No son pocos los policías que han resultado heridos y hasta muertos a manos de ciudadanos que se dicen ser "de bien", pero que son altaneros, intolerantes, irrespetuosos y agresivos; de esos que como están en grupos numerosos, aun violando las normas con riñas, desórdenes o fiestas ruidosas, no les importa irse lanza en ristre contra dos o cuatro uniformados, máximo, que tienen que atender alteraciones las alteraciones del orden ocasionadas por esos mismos ciudadanos.
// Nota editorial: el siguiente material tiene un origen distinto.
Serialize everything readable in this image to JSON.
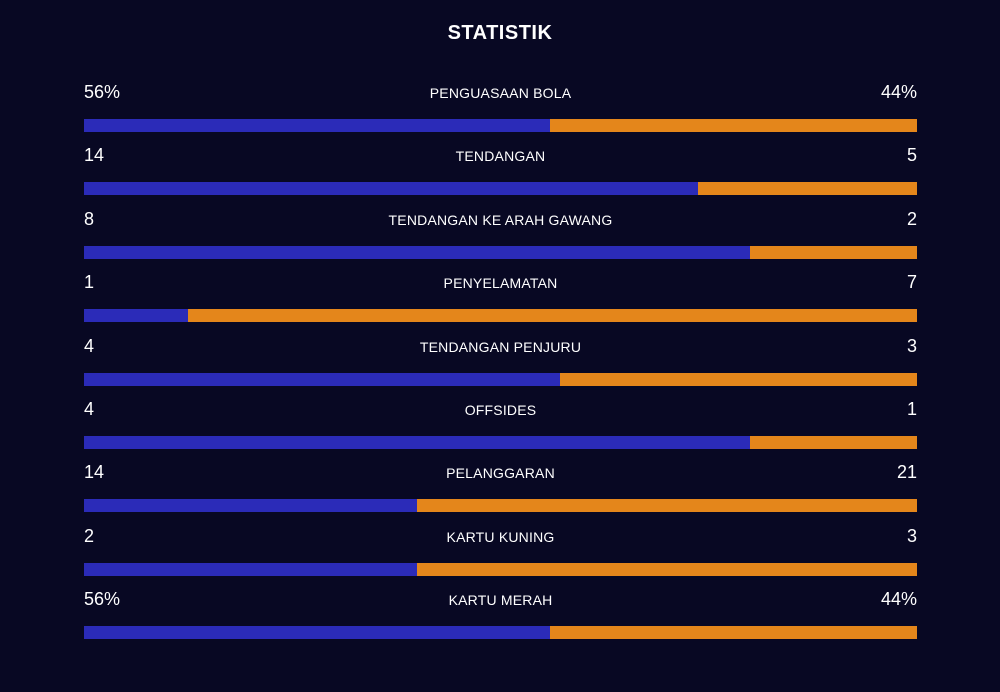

Nada justifica la agresión del policía al ciudadano, pero tampoco la de un ciudadano al policía. Hoy es tal la anarquía que ya se nos volvieron comunes las asonadas de la comunidad a los policías, a quienes agreden con puños, palos y machete en grescas medievales. Los uniformados llevan la peor parte, resultando heridos o muertos en cumplimiento de su deber; mientras que los agresores terminan impunes y cada vez más envalentonados. Ah, pero cuando este tipo de ciudadanos está solo y se siente en peligro, adivinen a quién llama.

La situación es grave y nos recuerda que hoy más que nunca es urgente un cambio en la doctrina policial, esto le corresponde al Estado; también que no es menos urgente una transformación en la mentalidad ciudadana, que nos corresponde a todos. Estamos presos entre la anarquía y el autoritarismo, y esto nos está costando demasiado, incluso vidas. En pleno siglo XXI nos hemos hecho menos que neandertales.

Termino con esta frase de Will Durant: "Una civilización no es conquistada desde fuera hasta que se destruye ella misma desde dentro". Esto es justo lo que está pasando. ¡He dicho!